1. The popish Methodists were those polemical doctors who arose in France about the middle of the seventeenth century, in opposition to the Huguenots, or Protestants. These Methodists, from their different manner of treating the controversy with their opponents, may be divided into two classes. The one comprehends those doctors whose method of disputing with the Protestants was disingenuous and unreasonable; and who followed the example of those military chiefs, who shut up their troops in intrenchments and strong holds, in order to cover them from the attacks of the enemy. Of this number were the Jesuit Veron, who required the Protestants to prove the tenets of their church by plain passages of Scripture, without being allowed the liberty of illustrating those passages, reasoning upon them, or drawing any conclusions from them; Nihusius, an apostate from the Protestant religion; the two Wallenburgs, and others, who confined themselves to the business of answering objections; and cardinal Richlieu, who confined the whole controversy to the single article of the divine institution and authority of the church.

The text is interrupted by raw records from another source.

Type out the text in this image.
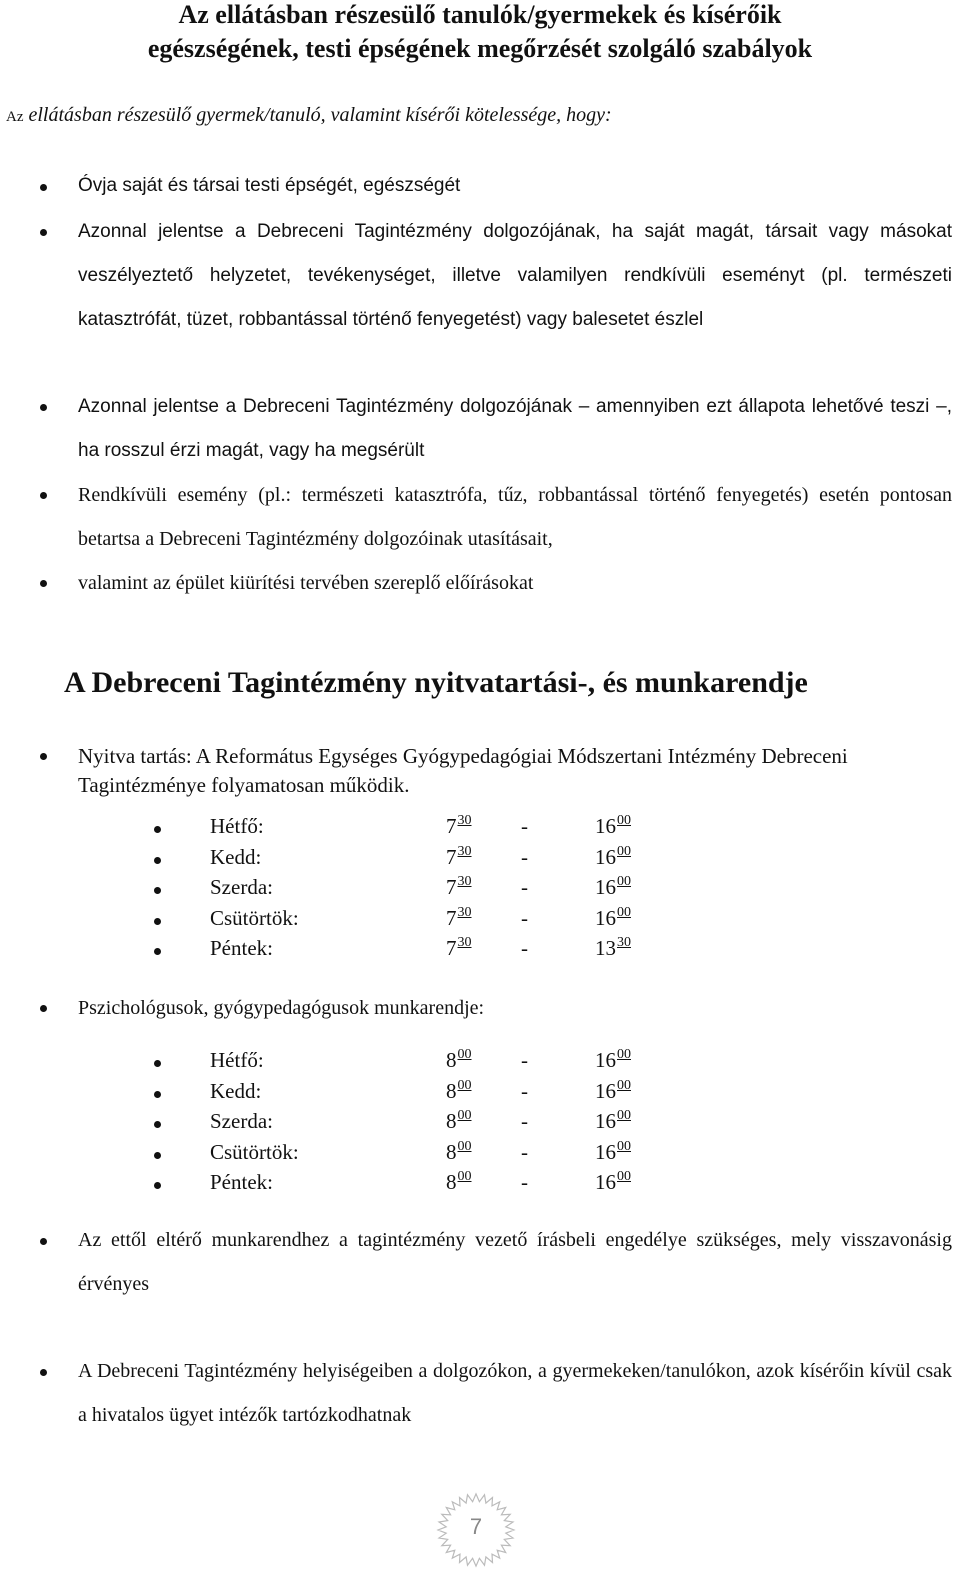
Az ellátásban részesülő tanulók/gyermekek és kísérőik
egészségének, testi épségének megőrzését szolgáló szabályok
Az ellátásban részesülő gyermek/tanuló, valamint kísérői kötelessége, hogy:
Óvja saját és társai testi épségét, egészségét
Azonnal jelentse a Debreceni Tagintézmény dolgozójának, ha saját magát, társait vagy másokat veszélyeztető helyzetet, tevékenységet, illetve valamilyen rendkívüli eseményt (pl. természeti katasztrófát, tüzet, robbantással történő fenyegetést) vagy balesetet észlel
Azonnal jelentse a Debreceni Tagintézmény dolgozójának – amennyiben ezt állapota lehetővé teszi –, ha rosszul érzi magát, vagy ha megsérült
Rendkívüli esemény (pl.: természeti katasztrófa, tűz, robbantással történő fenyegetés) esetén pontosan betartsa a Debreceni Tagintézmény dolgozóinak utasításait,
valamint az épület kiürítési tervében szereplő előírásokat
A Debreceni Tagintézmény nyitvatartási-, és munkarendje
Nyitva tartás: A Református Egységes Gyógypedagógiai Módszertani Intézmény Debreceni Tagintézménye folyamatosan működik.
Hétfő:	$7^{30}$ -	$16^{00}$
Kedd:	$7^{30}$ -	$16^{00}$
Szerda:	$7^{30}$ -	$16^{00}$
Csütörtök:	$7^{30}$ -	$16^{00}$
Péntek:	$7^{30}$ -	$13^{30}$
Pszichológusok, gyógypedagógusok munkarendje:
Hétfő:	$8^{00}$ -	$16^{00}$
Kedd:	$8^{00}$ -	$16^{00}$
Szerda:	$8^{00}$ -	$16^{00}$
Csütörtök:	$8^{00}$ -	$16^{00}$
Péntek:	$8^{00}$ -	$16^{00}$
Az ettől eltérő munkarendhez a tagintézmény vezető írásbeli engedélye szükséges, mely visszavonásig érvényes
A Debreceni Tagintézmény helyiségeiben a dolgozókon, a gyermekeken/tanulókon, azok kísérőin kívül csak a hivatalos ügyet intézők tartózkodhatnak
7
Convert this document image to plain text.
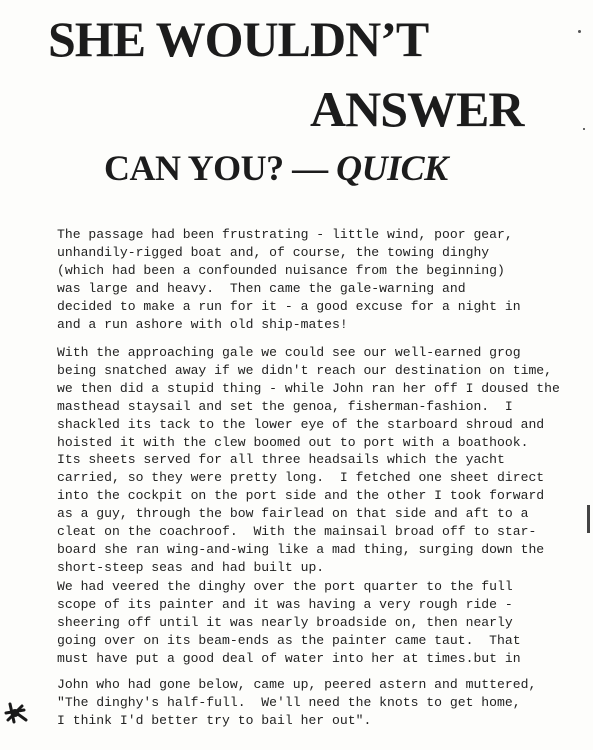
SHE WOULDN’T
ANSWER
CAN YOU? — QUICK
The passage had been frustrating - little wind, poor gear,
unhandily-rigged boat and, of course, the towing dinghy
(which had been a confounded nuisance from the beginning)
was large and heavy.  Then came the gale-warning and
decided to make a run for it - a good excuse for a night in
and a run ashore with old ship-mates!
With the approaching gale we could see our well-earned grog
being snatched away if we didn't reach our destination on time,
we then did a stupid thing - while John ran her off I doused the
masthead staysail and set the genoa, fisherman-fashion.  I
shackled its tack to the lower eye of the starboard shroud and
hoisted it with the clew boomed out to port with a boathook.
Its sheets served for all three headsails which the yacht
carried, so they were pretty long.  I fetched one sheet direct
into the cockpit on the port side and the other I took forward
as a guy, through the bow fairlead on that side and aft to a
cleat on the coachroof.  With the mainsail broad off to star-
board she ran wing-and-wing like a mad thing, surging down the
short-steep seas and had built up.
We had veered the dinghy over the port quarter to the full
scope of its painter and it was having a very rough ride -
sheering off until it was nearly broadside on, then nearly
going over on its beam-ends as the painter came taut.  That
must have put a good deal of water into her at times.but in
John who had gone below, came up, peered astern and muttered,
"The dinghy's half-full.  We'll need the knots to get home,
I think I'd better try to bail her out".
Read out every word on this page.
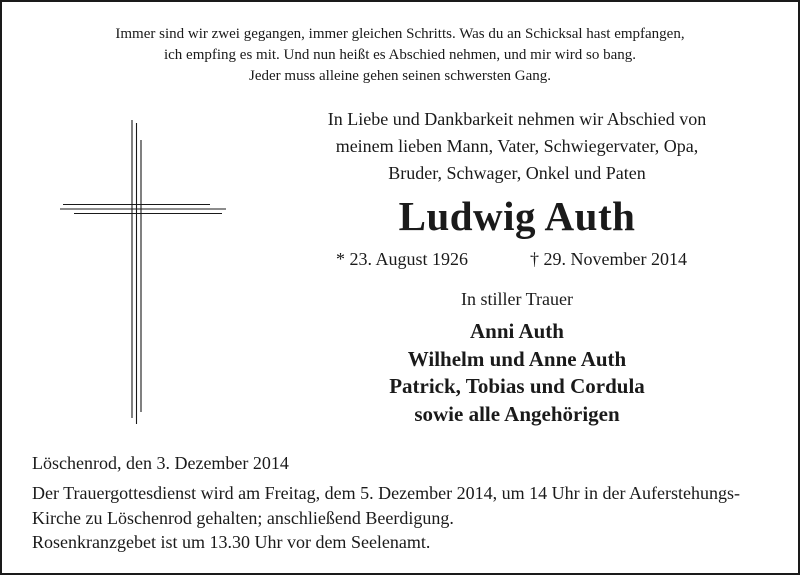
Immer sind wir zwei gegangen, immer gleichen Schritts. Was du an Schicksal hast empfangen,
ich empfing es mit. Und nun heißt es Abschied nehmen, und mir wird so bang.
Jeder muss alleine gehen seinen schwersten Gang.
In Liebe und Dankbarkeit nehmen wir Abschied von
meinem lieben Mann, Vater, Schwiegervater, Opa,
Bruder, Schwager, Onkel und Paten
Ludwig Auth
* 23. August 1926	† 29. November 2014
In stiller Trauer
Anni Auth
Wilhelm und Anne Auth
Patrick, Tobias und Cordula
sowie alle Angehörigen
Löschenrod, den 3. Dezember 2014
Der Trauergottesdienst wird am Freitag, dem 5. Dezember 2014, um 14 Uhr in der Auferstehungs-
Kirche zu Löschenrod gehalten; anschließend Beerdigung.
Rosenkranzgebet ist um 13.30 Uhr vor dem Seelenamt.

2. The Methodists of the second class were of opinion, that the most expedient manner of reducing the Protestants to silence, was not to attack them by piecemeal, but to overwhelm them at once by the weight of some general principle, or presumption, or some universal argument, which comprehended or might be applied to all the points contested between the two churches; thus imitating the conduct of those military leaders, who, instead of spending their time and strength in sieges and skirmishes, endeavoured to put an end to the war by a general and decisive action. Some of these polemics rested the defense of popery upon prescription; others upon the wicked lives of Protestant princes who had left the church of Rome; others, the crime of religious schism; the variety of opinions among Protestants with regard to doctrine and discipline, and the uniformity of the tenets and worship of the church of Rome; and thus, by urging their respective arguments, they thought they should stop the mouths of their adversaries at once.
Webster's Dictionary 
(1): ( n.) One of a sect of Christians, the outgrowth of a small association called the "Holy Club," formed at Oxford University, A.D. 1729, of which the most conspicuous members were John Wesley and his brother Charles; - originally so called from the methodical strictness of members of the club in all religious duties.
(2): ( n.) One who observes method.
(3): ( a.) Of or pertaining to the sect of Methodists; as, Methodist hymns; a Methodist elder.
(4): ( n.) A person of strict piety; one who lives in the exact observance of religious duties; - sometimes so called in contempt or ridicule.
(5): ( n.) One of an ancient school of physicians who rejected observation and founded their practice on reasoning and theory.